Latverian Diplomat – no, I don’t think so. My husband gets called “love” by waitresses (possibly searching for a better tip?). I never get called love by anyone, and I am a straight woman. Not sure why; maybe it’s my forbidding demeanor? The fact that I still have blood around my mouth from my latest kill?
/s
‘…how the world relates to you has nothing to do with your [color]. [Race] comes from within, not from without.’
So that cross burning on your lawn is really just your Invisible, Innate….?
I agree, but I think the real solution is to address the error in thinking that happens before we get to this point. It’s very simple, and it’s so simple people have a hard time believing it. So much fraught conversation has happened that most people assume that there must be a “there” there.
What people need to understand is that they’re talking about personality. Not “gender.” There is no such thing as “various genders.” There is no such thing as “non-binary-gender.” There is no such thing as “a gender that is difficult to discern.” There are only two genders that have any operational meaning in this world. And they’re a hierarchy.
What does vary infinitely is personality. The entire point of feminist analysis was to wake us up to the fact that “gender” is foisted on us by artificially associating personality traits with the body’s physical sex.
This, so much this:
@8: Sorry, I was unclear. I meant that as used by straight men, they only say “love” to women.
I didn’t mean that women or gay men never say it to both men and women (I suspect they do).

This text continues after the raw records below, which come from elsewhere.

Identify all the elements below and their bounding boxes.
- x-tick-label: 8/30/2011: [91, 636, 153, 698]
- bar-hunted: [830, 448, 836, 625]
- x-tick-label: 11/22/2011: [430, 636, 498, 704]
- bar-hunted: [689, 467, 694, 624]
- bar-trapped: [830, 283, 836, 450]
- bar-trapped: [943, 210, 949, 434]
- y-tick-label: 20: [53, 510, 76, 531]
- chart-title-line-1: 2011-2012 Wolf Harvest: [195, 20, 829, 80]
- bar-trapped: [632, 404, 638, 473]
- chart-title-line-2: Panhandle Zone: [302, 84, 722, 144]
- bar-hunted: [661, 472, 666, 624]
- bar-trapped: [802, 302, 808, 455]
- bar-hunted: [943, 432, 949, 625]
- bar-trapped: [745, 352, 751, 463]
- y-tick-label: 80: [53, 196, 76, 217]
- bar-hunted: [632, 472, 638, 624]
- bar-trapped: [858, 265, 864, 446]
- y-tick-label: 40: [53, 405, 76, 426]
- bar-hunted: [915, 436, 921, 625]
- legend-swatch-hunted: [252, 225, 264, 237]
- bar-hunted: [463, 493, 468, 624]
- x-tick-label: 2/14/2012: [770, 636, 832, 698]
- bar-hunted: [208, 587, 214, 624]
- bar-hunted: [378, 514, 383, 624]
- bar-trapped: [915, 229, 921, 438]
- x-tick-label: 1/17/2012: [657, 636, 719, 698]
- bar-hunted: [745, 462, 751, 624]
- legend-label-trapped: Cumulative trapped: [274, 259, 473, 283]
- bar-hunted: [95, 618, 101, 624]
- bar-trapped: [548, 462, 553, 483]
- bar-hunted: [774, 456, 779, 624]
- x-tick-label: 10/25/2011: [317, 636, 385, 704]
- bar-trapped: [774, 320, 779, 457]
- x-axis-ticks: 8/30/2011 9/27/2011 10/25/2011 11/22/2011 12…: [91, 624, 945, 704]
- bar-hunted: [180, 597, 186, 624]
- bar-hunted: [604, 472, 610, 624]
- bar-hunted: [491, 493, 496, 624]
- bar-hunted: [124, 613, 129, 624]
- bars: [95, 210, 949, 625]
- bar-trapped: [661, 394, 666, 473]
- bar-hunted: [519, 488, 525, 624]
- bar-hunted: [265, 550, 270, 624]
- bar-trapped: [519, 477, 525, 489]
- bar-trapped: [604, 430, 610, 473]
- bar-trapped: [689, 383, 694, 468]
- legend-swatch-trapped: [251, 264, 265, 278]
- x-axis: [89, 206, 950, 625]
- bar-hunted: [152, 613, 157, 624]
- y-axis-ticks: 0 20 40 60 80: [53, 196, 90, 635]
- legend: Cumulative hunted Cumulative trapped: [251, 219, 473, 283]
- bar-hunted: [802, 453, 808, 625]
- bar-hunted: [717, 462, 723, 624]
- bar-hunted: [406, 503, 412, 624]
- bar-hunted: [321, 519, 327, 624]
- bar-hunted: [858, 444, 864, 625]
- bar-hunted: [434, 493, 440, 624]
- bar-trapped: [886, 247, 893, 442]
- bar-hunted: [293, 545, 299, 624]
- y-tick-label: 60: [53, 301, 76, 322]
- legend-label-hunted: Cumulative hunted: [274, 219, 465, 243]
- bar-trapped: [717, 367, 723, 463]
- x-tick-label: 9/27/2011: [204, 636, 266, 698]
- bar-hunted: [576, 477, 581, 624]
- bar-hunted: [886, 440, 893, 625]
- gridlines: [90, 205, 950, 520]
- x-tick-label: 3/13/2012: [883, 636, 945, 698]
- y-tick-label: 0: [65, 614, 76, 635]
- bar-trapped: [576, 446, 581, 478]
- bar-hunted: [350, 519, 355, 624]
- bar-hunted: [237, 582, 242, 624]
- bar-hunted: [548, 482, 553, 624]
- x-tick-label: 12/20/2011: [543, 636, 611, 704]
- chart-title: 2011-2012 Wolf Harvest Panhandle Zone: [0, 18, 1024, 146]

If so, the only reason to feel “misgendered” by being called “love” is if it’s a (presumed) straight cis-man to a transman.
Meanwhile in Canada, provincial courts are gender-policing 4-year-old’s clothing choices: http://www.cbc.ca/news/canada/calgary/medicine-hat-judges-ordered-4-year-old-not-to-wear-girls-clothes-in-public-1.3816829
How does a 4 year old even understand the “gender” of an item of clothing except based on arbitrary societal norms?
#6 ZugTheMegasaurus
From the article that inspired the comment that inspired the response that inspired the OP.
Are you sure you’ve got the foggiest idea why “trans-women” feel bad?
What a fatuous question. It’s not as if that one sentence is typical of the discourse around trans women.